The state objected to her parents’ home for her house arrest and also to her uncle’s home, in Gush Halav (Jish), in Upper Galilee. She must be held 40 kilometers from her village, no less, the court insisted. And in all this time, she says, she did not cry, not for a minute.
Meanwhile, Tatour passes the time writing and reading. She’s currently reading Ofra Yeshua-Lyth’s “Eretz, Brit,” in Hebrew (English working title: “A State of Mind: Why Israel Must Become Secular and Democratic”), and writing poems and recollections of her incarceration.
The translation of her poem in court into Hebrew by the police officer was amateurish and distorted her meaning, she says now. For example, she wrote, “Follow in their footsteps and go on reading,” which the policeman translated as “Follow in the footsteps of the shahids.” A three-minute clip she uploaded to YouTube, which includes photos of several Palestinians who were killed by Israeli security forces, also became incriminating evidence. The clip was viewed by 113 people.

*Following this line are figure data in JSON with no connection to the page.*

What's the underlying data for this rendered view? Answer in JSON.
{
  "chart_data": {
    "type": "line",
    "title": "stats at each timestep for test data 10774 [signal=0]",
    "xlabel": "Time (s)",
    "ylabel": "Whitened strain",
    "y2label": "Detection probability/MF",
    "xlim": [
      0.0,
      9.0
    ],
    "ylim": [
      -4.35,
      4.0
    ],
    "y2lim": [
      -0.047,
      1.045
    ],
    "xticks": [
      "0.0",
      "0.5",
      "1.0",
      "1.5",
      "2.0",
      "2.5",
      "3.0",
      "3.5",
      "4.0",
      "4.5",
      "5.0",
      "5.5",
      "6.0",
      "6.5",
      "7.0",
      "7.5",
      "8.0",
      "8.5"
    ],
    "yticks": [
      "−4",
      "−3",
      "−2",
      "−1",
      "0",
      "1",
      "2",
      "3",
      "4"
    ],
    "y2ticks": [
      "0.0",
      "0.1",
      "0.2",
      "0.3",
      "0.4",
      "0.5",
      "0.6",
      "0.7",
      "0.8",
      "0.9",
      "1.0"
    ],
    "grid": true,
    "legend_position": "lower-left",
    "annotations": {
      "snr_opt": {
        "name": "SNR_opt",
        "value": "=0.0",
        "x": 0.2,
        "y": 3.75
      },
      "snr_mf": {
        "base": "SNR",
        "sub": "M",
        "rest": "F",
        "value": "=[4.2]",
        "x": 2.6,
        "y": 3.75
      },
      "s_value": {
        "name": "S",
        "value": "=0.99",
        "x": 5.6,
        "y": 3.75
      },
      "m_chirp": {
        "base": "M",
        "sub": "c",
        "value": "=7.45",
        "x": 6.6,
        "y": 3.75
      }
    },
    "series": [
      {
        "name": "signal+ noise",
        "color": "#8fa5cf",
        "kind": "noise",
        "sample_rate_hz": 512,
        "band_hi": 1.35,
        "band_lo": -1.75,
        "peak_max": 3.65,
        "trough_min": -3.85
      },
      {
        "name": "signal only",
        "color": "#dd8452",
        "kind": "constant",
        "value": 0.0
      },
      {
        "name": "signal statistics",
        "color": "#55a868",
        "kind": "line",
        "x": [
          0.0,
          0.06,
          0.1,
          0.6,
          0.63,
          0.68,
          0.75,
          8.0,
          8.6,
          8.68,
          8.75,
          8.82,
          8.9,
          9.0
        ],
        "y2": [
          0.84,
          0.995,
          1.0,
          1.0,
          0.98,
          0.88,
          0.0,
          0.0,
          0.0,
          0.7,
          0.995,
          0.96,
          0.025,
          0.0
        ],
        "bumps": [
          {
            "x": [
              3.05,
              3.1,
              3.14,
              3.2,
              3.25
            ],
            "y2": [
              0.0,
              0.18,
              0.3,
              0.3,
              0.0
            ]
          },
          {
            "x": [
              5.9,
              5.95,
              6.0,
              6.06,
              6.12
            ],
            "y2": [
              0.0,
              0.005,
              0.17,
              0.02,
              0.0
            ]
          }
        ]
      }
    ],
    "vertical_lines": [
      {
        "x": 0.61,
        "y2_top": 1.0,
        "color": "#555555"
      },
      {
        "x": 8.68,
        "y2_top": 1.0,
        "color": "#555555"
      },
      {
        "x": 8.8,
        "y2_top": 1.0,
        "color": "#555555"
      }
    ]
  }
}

It’s exceedingly difficult to understand the protocol of her trial, based as it is on screenshots, “penetration reports” (about the hacking of computers and phones), and other Orwellian terminology. The fact that she has 4,800 Facebook friends made her even more dangerous.
Two weeks ago, the court relented and allowed her “refreshment hours”: On weekends she’s allowed to go outside for two hours.
In one court session, the prosecution hurled another charge at her: participation two years ago in a memorial assembly for the victims of the 1956 massacre in Kafr Qasem (when Border Police troops shot to death 48 Israeli civilians). Her interrogators asked her about her political views; she told them she’d voted for the Joint Arab List in the last Knesset elections. They asked if she was religious. “What does ‘religious ‘ mean for you?” she asked. “I wear a head covering, I pray and I fast during Ramadan.”
Tamour says emphatically, “I am against all violence. But it is my right to ask why you [i.e., Israel] killed those you killed. There is no law in the world that prohibits me from stating my opinion. I am against terrorism. Certainly I am against terrorism.” Her brother relates that she is against the knifing attacks, saying to him, “To kill someone only because he is wearing a kippah? I am against. And I am also against what the state is doing in the territories.”
One day in court she saw a female detainee crying. She asked her who she was. “I am the one who staged the event in Afula, in order to commit suicide,” the woman said. It was Asra’a Abed. Tatour told her, “And I am here because I published a picture of you.”
Tatour is now apprehensive that she will be forced to go into exile. “I don’t think they will leave me alone,” she says. “I cannot live without poetry. They will examine everything I write. Therefore, I will do what every poet who wants to be free does: leave. I will look for my life elsewhere. It is very hard for me to say this, but it comes after much thought. They want me to stop writing. For me to be a poet without a pen and without feelings. But if I cannot mourn for my compatriots who are being killed, how will I be able to be a poet?”